Production-level data pipelines that make everyone happy using Kedro

Learn how easy it is to apply software engineering principles to your data science and data engineering code. Expect an overview of Kedro, a library that implements best practices for data pipelines with an eye towards productionizing ML models.

Objective

This talk will tell a story of how changing business objectives are driving interest in production-level code; what software principles data engineers and data scientists should consider applying to their code to make it easier to deploy into the production environment; and, how they can use an open source Python library, called Kedro, to simplify their workflow using our Spaceflights example.

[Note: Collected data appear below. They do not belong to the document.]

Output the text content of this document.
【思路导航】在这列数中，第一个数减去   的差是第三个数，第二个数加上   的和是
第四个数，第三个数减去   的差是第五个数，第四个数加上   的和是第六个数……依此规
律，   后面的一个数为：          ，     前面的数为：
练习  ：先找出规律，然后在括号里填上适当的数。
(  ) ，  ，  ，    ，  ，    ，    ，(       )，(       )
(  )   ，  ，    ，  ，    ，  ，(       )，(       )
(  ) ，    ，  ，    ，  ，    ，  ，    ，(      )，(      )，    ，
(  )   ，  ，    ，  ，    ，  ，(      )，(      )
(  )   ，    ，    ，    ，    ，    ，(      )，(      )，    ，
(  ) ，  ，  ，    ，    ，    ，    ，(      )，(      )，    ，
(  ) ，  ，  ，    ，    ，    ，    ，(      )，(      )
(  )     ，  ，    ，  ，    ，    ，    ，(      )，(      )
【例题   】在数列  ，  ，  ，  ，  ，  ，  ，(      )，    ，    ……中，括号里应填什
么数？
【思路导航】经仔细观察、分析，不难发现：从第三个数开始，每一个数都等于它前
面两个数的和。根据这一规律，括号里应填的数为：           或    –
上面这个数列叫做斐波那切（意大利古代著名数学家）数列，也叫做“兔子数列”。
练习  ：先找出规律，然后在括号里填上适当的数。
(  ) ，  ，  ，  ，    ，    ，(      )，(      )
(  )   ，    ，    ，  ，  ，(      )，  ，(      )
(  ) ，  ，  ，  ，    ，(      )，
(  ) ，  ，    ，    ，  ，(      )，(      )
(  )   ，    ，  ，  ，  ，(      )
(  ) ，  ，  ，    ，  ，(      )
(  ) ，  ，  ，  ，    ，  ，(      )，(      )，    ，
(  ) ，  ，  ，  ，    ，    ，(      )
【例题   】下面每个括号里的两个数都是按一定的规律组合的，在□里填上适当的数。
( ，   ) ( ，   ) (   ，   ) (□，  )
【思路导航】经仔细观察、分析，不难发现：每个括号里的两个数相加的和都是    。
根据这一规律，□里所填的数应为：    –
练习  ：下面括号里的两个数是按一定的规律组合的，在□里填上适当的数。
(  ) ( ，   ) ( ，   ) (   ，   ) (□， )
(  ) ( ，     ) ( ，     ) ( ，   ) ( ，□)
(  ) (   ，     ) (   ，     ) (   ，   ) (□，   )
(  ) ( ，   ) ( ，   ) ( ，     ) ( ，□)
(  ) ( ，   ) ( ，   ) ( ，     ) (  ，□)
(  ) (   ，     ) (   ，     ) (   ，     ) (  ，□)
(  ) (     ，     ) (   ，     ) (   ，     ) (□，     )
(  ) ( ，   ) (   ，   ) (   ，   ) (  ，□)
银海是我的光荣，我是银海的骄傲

Content will be presented at a high-level and we want the audience of data engineers and data scientists to walk out of the session understanding why it's important to master the suggested techniques and know how to start applying them today.

Outline

I. Production-level code makes everyone happy, except me (5 min)

Business objectives are changing, companies and stakeholders want code that creates continuous value
Challenges you will face while trying to create production-level code on your own

II. What is a production-level data pipeline? (5 min)

Definitions for production-level code and data pipelines
Coverage of the software engineering principles that should be applied to create data pipelines

III. What tools can I use to apply these principles? (5 min)

Present the existing tool landscape
Show how everything fits in Kedro, a workflow development framework that makes it easy to produce data pipelines that are robust, scalable, deployable and repeatable

IV. Can you show me an example of how Kedro works? (15 min)

View functionality of Kedro using the Spaceflights ML problem
Visualise the Spaceflights data pipeline with Kedro-Viz
Deploy Kedro pipelines with Kedro-Docker and Kedro-Airflow

VI. Q&A (5 min)

Domains: Data Science, DevOps, Machine Learning, Data Engineering Domain Expertise: some Public link to supporting material:

https://github.com/quantumblacklabs/kedro/

Python Skill Level: basic Abstract as a tweet:

Yetunde Dada

Yetunde Dada is a Product Manager at QuantumBlack. She works with an incredible team to use software to solve problems for data engineers and data scientists. Prior to QuantumBlack, Yetunde worked as a Data Product Manager at Barclays, where she worked on a variety of analytics products and projects. She has an MBA from the Said Business School, University of Oxford and BEng Mechanical Engineering degree from the University of Pretoria.